Juntamente com o guião, os funcionários da empresa foram instruídos a que "deve primeiro tentar convencer o cliente de um recurso criminal ao processo de vendas que aprendeu. Também trataremos de quaisquer objeções que possam surgir."
- A base da decisão do Tribunal relativamente às violações deste capítulo foi uma série de determinações factuais. Entre elas estava a determinação de que o procedimento era dirigido de forma abrangente nas importações paralelas, que estava em uso contínuo da empresa e que estabelecia uma mensagem contra as importações paralelas.
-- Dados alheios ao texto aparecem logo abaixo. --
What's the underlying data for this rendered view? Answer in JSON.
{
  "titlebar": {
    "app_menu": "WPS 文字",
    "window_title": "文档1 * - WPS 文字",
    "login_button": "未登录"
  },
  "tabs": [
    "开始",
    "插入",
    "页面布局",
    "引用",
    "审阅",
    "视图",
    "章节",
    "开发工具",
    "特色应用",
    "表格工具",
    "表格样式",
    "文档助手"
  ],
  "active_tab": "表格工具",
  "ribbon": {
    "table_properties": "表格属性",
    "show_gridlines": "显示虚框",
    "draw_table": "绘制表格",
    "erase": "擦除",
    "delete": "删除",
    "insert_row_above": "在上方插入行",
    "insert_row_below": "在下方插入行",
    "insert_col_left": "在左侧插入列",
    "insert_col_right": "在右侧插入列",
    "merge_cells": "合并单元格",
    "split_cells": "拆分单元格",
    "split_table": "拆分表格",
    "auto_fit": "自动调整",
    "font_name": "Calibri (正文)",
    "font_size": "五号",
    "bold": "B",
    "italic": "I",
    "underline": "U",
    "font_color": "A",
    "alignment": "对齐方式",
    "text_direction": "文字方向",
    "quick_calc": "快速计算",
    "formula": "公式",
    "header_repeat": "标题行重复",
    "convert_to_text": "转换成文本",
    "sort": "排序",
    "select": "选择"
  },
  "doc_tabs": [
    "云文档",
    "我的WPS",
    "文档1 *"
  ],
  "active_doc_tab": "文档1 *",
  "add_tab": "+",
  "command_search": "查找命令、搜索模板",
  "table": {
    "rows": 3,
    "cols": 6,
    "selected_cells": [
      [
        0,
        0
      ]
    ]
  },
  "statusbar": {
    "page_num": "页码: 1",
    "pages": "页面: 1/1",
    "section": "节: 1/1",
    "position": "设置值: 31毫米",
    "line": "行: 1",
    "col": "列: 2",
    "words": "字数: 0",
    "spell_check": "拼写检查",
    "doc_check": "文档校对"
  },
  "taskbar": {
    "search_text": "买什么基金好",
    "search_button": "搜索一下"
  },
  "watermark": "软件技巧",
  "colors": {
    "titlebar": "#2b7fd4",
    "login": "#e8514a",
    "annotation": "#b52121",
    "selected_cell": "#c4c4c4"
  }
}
Esta última decisão é significativa para o nosso caso, e baseia-se por sua vez na linguagem do procedimento e no facto de não especificar um mecanismo para clarificar a legalidade das importações e cancelar as sanções, na conversa de persuasão que antecedeu o bloqueio e na determinação de que os funcionários da empresa foram instruídos a implementá-la.
Quanto à referida determinação, dado que não há disputa de que, durante o período relevante, não houve importação paralela legal, a abordagem da empresa aos clientes foi feita apenas em circunstâncias em que o cliente detinha uma importação paralela ilegal. Além disso, deve notar-se que o procedimento não foi incluído regularmente nos acordos de forma perante todos os clientes. O contacto dos clientes com o conteúdo do procedimento foi mediado apenas pelos funcionários da empresa, e apenas nos casos em que se descobriu que tinham um produto de importação paralela que todos concordavam ser ilegal. Nestes casos, o procedimento ensinou-nos que os funcionários da empresa deixaram claro ao cliente que ele estava na posse de produtos que não foram fabricados pela empresa, e que detêm um parecer jurídico segundo o qual os produtos na sua posse são ilegais e estão proibidos de vender-lhe produtos da mesma categoria até que esses produtos ilegais sejam retirados do ponto de venda. A combinação destas condições dificulta aceitar a determinação do Tribunal de que o procedimento transmitia uma mensagem geral contra importações paralelas, seja qual for a sua natureza. Pelo contrário, a suposição razoável é que a maioria dos clientes da empresa sabia que os produtos na sua posse eram ilegais. Noutros casos, quando a ilegalidade do produto não era visível à superfície, os clientes continuam obrigados a vender produtos legais (ver, por exemplo, a obrigação de vender produtos legalmente marcados: Secção 17 30Lei de Proteção ao Consumidor, 5741-1981; Secções 3-3II 30A Lei do Depósito sobre Recipientes de Bebidas, 5759-1999; Portaria de Saúde Pública (Alimentação) [Nova Versão], התשמ"III-1983), e quando estão obrigados conforme referido, é razoável assumir que os clientes agiram para determinar a qualidade dos produtos que desejam vender. É, portanto, claro que a mensagem transmitida aos clientes deve ser examinada no contexto adequado, enquanto no nosso caso é razoável assumir que os clientes na posse do Paralelo ilegal compreendido Porque a ilegalidade mencionada na conversa com os representantes da empresa limita-se à ilegalidade que de facto caracterizava os produtos, e não à prática geral de importações paralelas onde quer que estejam.